This appeal arises pursuant to the Texas Workers’ Compensation Act, TEX. LAB. CODE ANN. § 401.001 et seq. (1989 Act). A contested case hearing (CCH) was held on May 15, 2002. The respondent/cross-appellant (claimant) appeals the hearing officer’s determination that although the appellant/cross-respondent (self-insured) did not contest compensability on or before the 60th day after being notified of the injury, the self-insured’s contest is based on newly discovered evidence that could not have been reasonably discovered at an earlier date. The self-insured also appeals, contending that the hearing officer made no findings of fact or conclusions of law with respect to whether the claimant sustained a compensable injury in the course and scope of her employment.
DECISION
Affirmed in part and reversed and remanded in part.

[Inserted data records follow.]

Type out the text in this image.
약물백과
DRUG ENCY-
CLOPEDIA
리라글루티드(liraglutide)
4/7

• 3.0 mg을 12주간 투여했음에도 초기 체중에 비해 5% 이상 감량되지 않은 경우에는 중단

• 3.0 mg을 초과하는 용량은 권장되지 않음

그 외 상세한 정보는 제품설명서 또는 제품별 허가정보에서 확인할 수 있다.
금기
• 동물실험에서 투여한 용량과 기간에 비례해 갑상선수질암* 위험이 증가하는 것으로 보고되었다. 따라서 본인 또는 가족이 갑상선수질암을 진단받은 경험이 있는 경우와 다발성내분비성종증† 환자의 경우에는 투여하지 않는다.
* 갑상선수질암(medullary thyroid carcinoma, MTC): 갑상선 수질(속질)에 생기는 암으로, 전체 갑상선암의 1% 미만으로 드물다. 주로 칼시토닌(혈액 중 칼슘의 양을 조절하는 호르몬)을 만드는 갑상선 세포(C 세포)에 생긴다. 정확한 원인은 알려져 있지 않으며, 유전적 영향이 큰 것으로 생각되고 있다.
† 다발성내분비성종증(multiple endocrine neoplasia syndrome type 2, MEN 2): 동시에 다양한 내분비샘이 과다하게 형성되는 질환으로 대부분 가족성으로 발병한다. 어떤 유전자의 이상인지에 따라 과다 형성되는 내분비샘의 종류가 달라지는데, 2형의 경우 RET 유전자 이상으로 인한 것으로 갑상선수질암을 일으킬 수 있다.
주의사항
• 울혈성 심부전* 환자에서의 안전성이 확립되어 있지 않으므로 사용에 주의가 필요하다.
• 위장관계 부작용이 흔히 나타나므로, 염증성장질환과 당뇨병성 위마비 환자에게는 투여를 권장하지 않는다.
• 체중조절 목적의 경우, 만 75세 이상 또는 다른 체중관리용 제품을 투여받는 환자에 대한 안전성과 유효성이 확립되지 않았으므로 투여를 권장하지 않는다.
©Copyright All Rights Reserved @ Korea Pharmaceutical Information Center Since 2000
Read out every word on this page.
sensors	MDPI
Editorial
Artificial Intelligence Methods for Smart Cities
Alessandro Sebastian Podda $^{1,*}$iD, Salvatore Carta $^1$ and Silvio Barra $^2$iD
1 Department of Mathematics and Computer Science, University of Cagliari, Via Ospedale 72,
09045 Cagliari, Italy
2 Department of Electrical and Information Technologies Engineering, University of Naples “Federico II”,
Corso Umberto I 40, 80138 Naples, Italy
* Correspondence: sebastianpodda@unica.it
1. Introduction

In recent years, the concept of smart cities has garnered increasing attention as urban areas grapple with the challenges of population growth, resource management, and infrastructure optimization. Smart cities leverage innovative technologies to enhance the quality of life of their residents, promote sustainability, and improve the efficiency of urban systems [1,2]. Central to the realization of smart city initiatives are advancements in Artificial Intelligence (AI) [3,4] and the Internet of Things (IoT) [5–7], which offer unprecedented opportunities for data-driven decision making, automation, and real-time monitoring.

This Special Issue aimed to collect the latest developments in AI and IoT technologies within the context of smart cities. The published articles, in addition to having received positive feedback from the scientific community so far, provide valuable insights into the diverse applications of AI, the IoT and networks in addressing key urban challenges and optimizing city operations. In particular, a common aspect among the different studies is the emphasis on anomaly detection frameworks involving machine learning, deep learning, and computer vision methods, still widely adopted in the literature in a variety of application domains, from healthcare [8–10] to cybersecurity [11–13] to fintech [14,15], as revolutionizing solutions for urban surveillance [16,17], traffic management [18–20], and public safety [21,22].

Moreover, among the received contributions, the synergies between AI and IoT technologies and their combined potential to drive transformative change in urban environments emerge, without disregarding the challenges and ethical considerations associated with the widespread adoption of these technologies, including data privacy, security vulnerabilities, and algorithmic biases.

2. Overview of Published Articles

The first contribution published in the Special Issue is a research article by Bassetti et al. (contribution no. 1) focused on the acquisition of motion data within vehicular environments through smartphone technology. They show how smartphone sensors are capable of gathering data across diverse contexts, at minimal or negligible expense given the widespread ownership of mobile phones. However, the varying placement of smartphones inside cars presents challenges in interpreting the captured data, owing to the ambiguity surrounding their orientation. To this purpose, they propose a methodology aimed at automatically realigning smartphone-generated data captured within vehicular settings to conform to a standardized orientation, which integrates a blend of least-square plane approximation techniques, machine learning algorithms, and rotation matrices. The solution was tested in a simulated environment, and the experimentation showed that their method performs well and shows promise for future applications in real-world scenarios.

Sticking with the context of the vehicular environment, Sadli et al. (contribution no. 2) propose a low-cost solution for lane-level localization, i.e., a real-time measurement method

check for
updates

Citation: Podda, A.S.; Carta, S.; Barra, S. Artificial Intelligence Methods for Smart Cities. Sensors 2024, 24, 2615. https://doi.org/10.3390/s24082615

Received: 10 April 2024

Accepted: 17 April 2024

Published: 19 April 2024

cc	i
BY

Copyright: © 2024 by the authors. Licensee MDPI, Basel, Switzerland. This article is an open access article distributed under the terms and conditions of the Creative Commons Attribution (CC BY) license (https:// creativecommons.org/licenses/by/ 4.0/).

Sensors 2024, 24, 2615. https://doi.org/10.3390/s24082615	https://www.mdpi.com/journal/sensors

The hearing officer determined that although the self-insured did not contest compensability on or before the 60th day after being notified of the injury, its contest is based on newly discovered evidence that could not have been reasonably discovered at an earlier date. After review of the record and the complained-of determination, we have concluded that there is sufficient legal and factual support for the hearing officer’s decision. Cain v. Bain, 709 S.W.2d 175, 176 (Tex. 1986). Accordingly we affirm that part of the hearing officer’s decision and order.
At the CCH the parties agreed to add the issue “Did the claimant sustain an injury in the course and scope of her employment with [self-insured] on March 6, 2001?” However, the hearing officer made no findings of fact or conclusions of law with respect to that issue even though it was agreed to and litigated during the course of the CCH. Consequently we remand this case back to the hearing officer to make the appropriate findings on that issue.
Pending resolution of the remand, a final decision has not been made in this case. However, since reversal and remand necessitate the issuance of a new decision and order by the hearing officer, a party who wishes to appeal from such new decision must file a request for review not later than 15 days after the date on which such new decision is received from the Texas Workers’ compensation Commission’s Division of Hearings, pursuant to Section 410.202 which was amended June 17, 2001, to exclude Saturdays and Sundays and holidays listed in Section 662.003 of the Texas Government Code in the computation of the 15-day appeal and response periods. See Texas Workers’ Compensation Commission Appeal No. 92642, decided January 20, 1993.
The true corporate name of the insurance carrier is CITY PUBLIC SERVICE and the name and address of its registered agent for service of process is
JUAN YBARRA
145 NAVARRO
SAN ANTONIO, TEXAS 78205.
Roy L. Warren – Appeals Judge
CONCUR:
Judy L. S. Barnes – Appeals Judge
CONCURRING OPINION:
I concur with the decision of the majority but write separately to emphasize that it was incumbent upon the hearing officer to resolve the issue of compensability once she determined that there was newly discovered evidence that permitted the appellant/cross-respondent (carrier) to reopen the issue of compensability. That is, even if the parties had not agreed to litigate the issue of compensability in this case, the hearing officer still would have had to decide that issue once she decided the issue of reopening in favor of the carrier.